28 Eylül 2022 Çarşamba

BİR GÜN HEPSİ GEÇECEK


 

Çevremizde dostlarımız, güvendiğimiz insanlar var.

Arkadaşlarımız, yakınlarımız, eşimiz, oğlumuz, kızımız var.

Benliğimizin derinliklerinde biriktirdiğimiz, sakladığımız garip bir yalnızlık, kabuğuna çekilme ve bu yalnızlığın çöreklendiği adalarımız var.

F.Scott Fitzgerald'ın dediği gibi, "birinin hayatındaki en yalnız an, tüm dünyasının parçalandığı ve tek yapabildiğinin boş boş bakmak olduğu andır."

O nedenle yaşamın içinde, hayat bir duvarda olsa, boş boş bakmamak için onu tırmanmak gerekir.

Tırmandığın basamaklar çalılarla, dikenlerle doludur.

Zorluklarla mücadele ederken bazen kırılırsın, tükendiğini düşünürsün.

Kızarsın, Can Yücel'in dediği gibi "kime olduğunu neden olduğunu bilmeden." Belki yaşadığın hayata belki de kendine.

Ve Tolstoy şöyle der, "başkalarını çok fazla düşünen kimse, kendisini unutur."

Çevrene yardımcı olmak, sağlıklı bir yol çizgisinde ilerlemek için kendini unutmadan yol almak doğru seçenek olmalıdır.

İlerlenen çizgide kırılganlıklarımız, yıllar boyu değişmeyen yazgımız var.

Düne, bugüne dönüp bakıldığında çok şeyin var olduğunu ve değişmekte olduğunu görürüz.

Lakin, tüm bunlara rağmen,

İnsan yaşamında her şey bir gün mutlaka geçip gidecek.

Nefes alırken göğsüne batan iğne, yutkunurken boğazına düğümlenen lokmalar, çekilen zorluklar, sıla özlemi.

Kısaca yaşamında her ne varsa bir gün hepsi geçecek.

Geride belki sadece ve sadece bir küçük sızı kalacak.
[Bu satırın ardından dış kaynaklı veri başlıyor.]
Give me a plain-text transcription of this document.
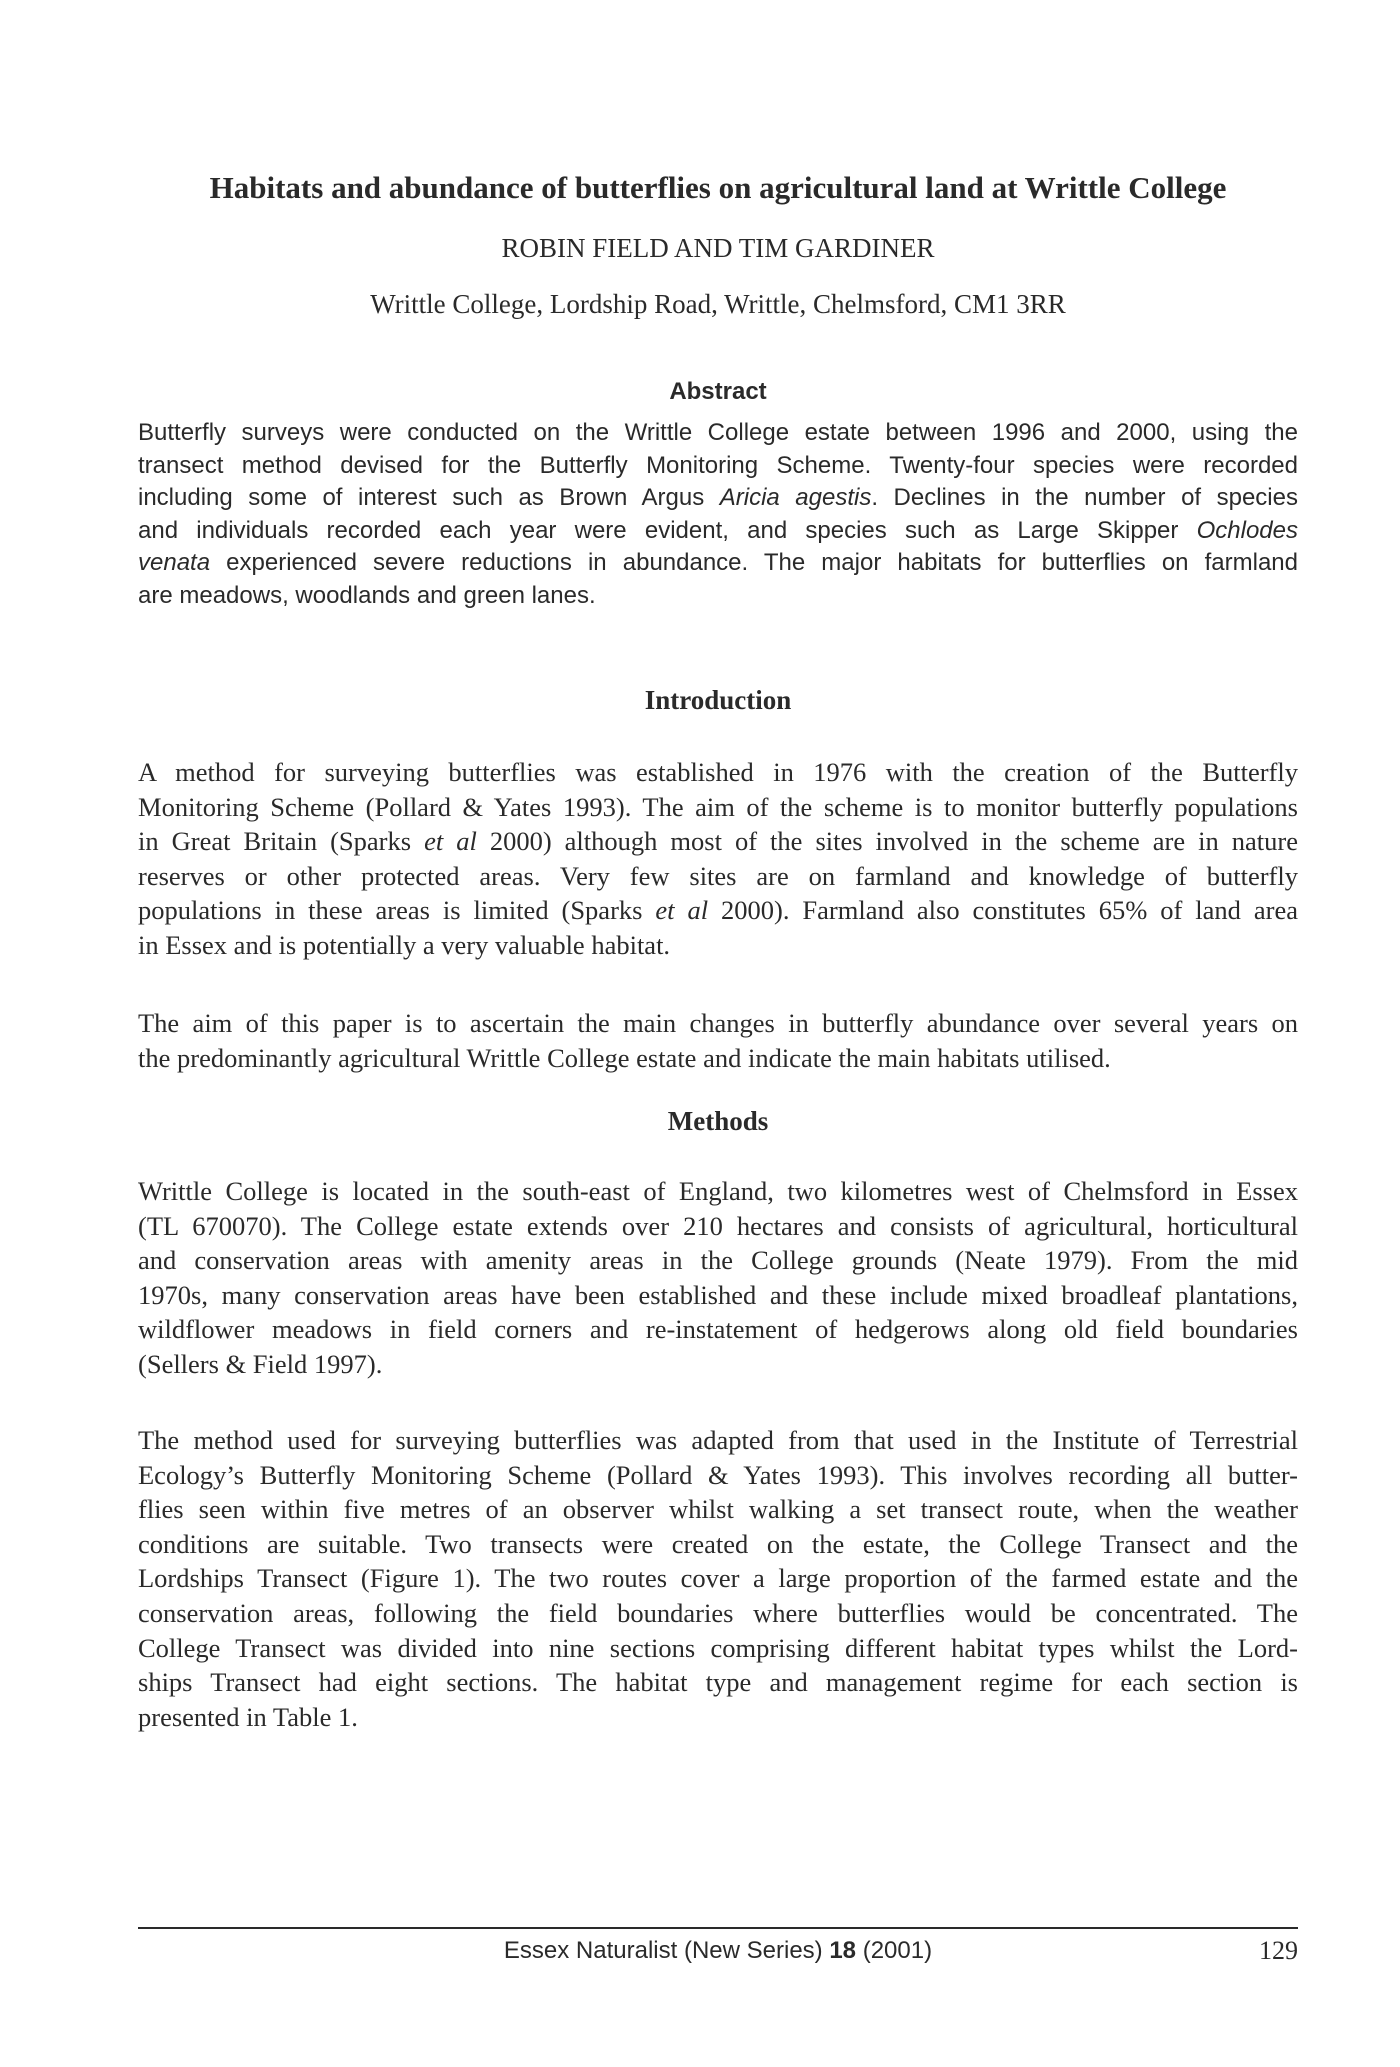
Habitats and abundance of butterflies on agricultural land at Writtle College
ROBIN FIELD AND TIM GARDINER
Writtle College, Lordship Road, Writtle, Chelmsford, CM1 3RR
Abstract
Butterfly surveys were conducted on the Writtle College estate between 1996 and 2000, using the
transect method devised for the Butterfly Monitoring Scheme. Twenty-four species were recorded
including some of interest such as Brown Argus Aricia agestis. Declines in the number of species
and individuals recorded each year were evident, and species such as Large Skipper Ochlodes
venata experienced severe reductions in abundance. The major habitats for butterflies on farmland
are meadows, woodlands and green lanes.
Introduction
A method for surveying butterflies was established in 1976 with the creation of the Butterfly
Monitoring Scheme (Pollard & Yates 1993). The aim of the scheme is to monitor butterfly populations
in Great Britain (Sparks et al 2000) although most of the sites involved in the scheme are in nature
reserves or other protected areas. Very few sites are on farmland and knowledge of butterfly
populations in these areas is limited (Sparks et al 2000). Farmland also constitutes 65% of land area
in Essex and is potentially a very valuable habitat.
The aim of this paper is to ascertain the main changes in butterfly abundance over several years on
the predominantly agricultural Writtle College estate and indicate the main habitats utilised.
Methods
Writtle College is located in the south-east of England, two kilometres west of Chelmsford in Essex
(TL 670070). The College estate extends over 210 hectares and consists of agricultural, horticultural
and conservation areas with amenity areas in the College grounds (Neate 1979). From the mid
1970s, many conservation areas have been established and these include mixed broadleaf plantations,
wildflower meadows in field corners and re-instatement of hedgerows along old field boundaries
(Sellers & Field 1997).
The method used for surveying butterflies was adapted from that used in the Institute of Terrestrial
Ecology’s Butterfly Monitoring Scheme (Pollard & Yates 1993). This involves recording all butter-
flies seen within five metres of an observer whilst walking a set transect route, when the weather
conditions are suitable. Two transects were created on the estate, the College Transect and the
Lordships Transect (Figure 1). The two routes cover a large proportion of the farmed estate and the
conservation areas, following the field boundaries where butterflies would be concentrated. The
College Transect was divided into nine sections comprising different habitat types whilst the Lord-
ships Transect had eight sections. The habitat type and management regime for each section is
presented in Table 1.
Essex Naturalist (New Series) 18 (2001)	129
O da kalırsa kalanlarda.

Kimse senin nelerle başa çıkmaya çalışğını, neleri başardığını, neleri başaramadığını, neler hissettiğini, sevinçlerini, korkularını bilemeyecek.

O nedenle,

Yol haritanda çizdiğin yolda dik yürü hep, dürüst ol, kimseye hiç bir şey için boyun eğme.